Protein sulfation caused by silver staining can also be problematic when trying to identify low abundance phosphopeptides from gel-isolated bands. Indeed the transient nature of protein phosphorylation in vivo can result in purified samples where less than 1–2% of the protein is phosphorylated (46). Consequently protein sulfation caused by silver staining can possibly interfere with the identification of genuine phosphorylation sites. Phosphopeptide isolation methods using IMAC or TiO₂ media are also likely to enrich indiscriminately isobaric sulfopeptides and phosphopeptides from in-gel tryptic digests, thus rendering their distinction even more challenging. A case in point is the identification of modified residues from ERK1 where we identified seven peptides bearing the 80-Da modification, but only one (Thr²⁰²) was a genuine phosphorylation site located within the activation loop of the kinase. The observation of these low abundance modified peptides could easily have been erroneously assigned to phosphorylation in the absence of further structural validation.

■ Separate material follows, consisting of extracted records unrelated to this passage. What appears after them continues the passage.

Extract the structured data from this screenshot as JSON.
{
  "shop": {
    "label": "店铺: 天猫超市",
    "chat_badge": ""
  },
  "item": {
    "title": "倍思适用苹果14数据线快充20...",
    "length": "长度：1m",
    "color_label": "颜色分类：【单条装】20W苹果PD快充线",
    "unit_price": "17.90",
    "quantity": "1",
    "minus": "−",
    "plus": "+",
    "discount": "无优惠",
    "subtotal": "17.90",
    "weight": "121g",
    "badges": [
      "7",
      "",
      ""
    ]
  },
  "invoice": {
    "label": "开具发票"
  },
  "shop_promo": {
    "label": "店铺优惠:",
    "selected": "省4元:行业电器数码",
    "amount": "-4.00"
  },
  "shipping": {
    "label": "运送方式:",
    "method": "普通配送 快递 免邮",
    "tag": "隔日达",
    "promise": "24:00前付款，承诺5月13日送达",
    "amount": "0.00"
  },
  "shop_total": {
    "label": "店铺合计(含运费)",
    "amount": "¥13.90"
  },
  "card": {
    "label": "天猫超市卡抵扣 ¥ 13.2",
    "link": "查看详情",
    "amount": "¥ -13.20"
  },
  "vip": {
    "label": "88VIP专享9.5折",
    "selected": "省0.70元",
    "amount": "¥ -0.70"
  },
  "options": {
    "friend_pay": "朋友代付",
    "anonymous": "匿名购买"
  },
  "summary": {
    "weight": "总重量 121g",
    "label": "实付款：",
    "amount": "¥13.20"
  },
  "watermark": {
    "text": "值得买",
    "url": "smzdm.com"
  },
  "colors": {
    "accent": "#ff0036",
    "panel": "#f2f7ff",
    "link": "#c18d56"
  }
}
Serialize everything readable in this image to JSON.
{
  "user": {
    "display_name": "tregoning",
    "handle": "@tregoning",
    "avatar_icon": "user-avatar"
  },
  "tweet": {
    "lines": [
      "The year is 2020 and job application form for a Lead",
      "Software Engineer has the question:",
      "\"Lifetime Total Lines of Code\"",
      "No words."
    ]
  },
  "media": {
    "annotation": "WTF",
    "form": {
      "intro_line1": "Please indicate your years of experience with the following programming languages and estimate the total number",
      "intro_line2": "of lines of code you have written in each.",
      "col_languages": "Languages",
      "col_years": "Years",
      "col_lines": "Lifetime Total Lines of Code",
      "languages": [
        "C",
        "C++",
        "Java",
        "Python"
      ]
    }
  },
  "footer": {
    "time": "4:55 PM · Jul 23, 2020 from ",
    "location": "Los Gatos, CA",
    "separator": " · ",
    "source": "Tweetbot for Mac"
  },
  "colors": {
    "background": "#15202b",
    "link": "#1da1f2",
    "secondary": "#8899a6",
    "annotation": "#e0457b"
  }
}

The possibility of obtaining accurate mass measurements together with first and second generation fragment ion spectra within the same LC-MS analysis was essential for the correct assignment of modified peptides. The use of a lock mass on the Orbitrap instrument enabled mass measurements within 5 ppm of the calculated values thus making it possible to distinguish between sulfation and phosphorylation as shown here for two isobaric ERK1 modified peptides. Obviously identification based on mass measurements would not be possible with lower resolution and mass accuracy instruments, and proper differentiation between these two isobaric modifications would rely only on distinct fragmentation patterns.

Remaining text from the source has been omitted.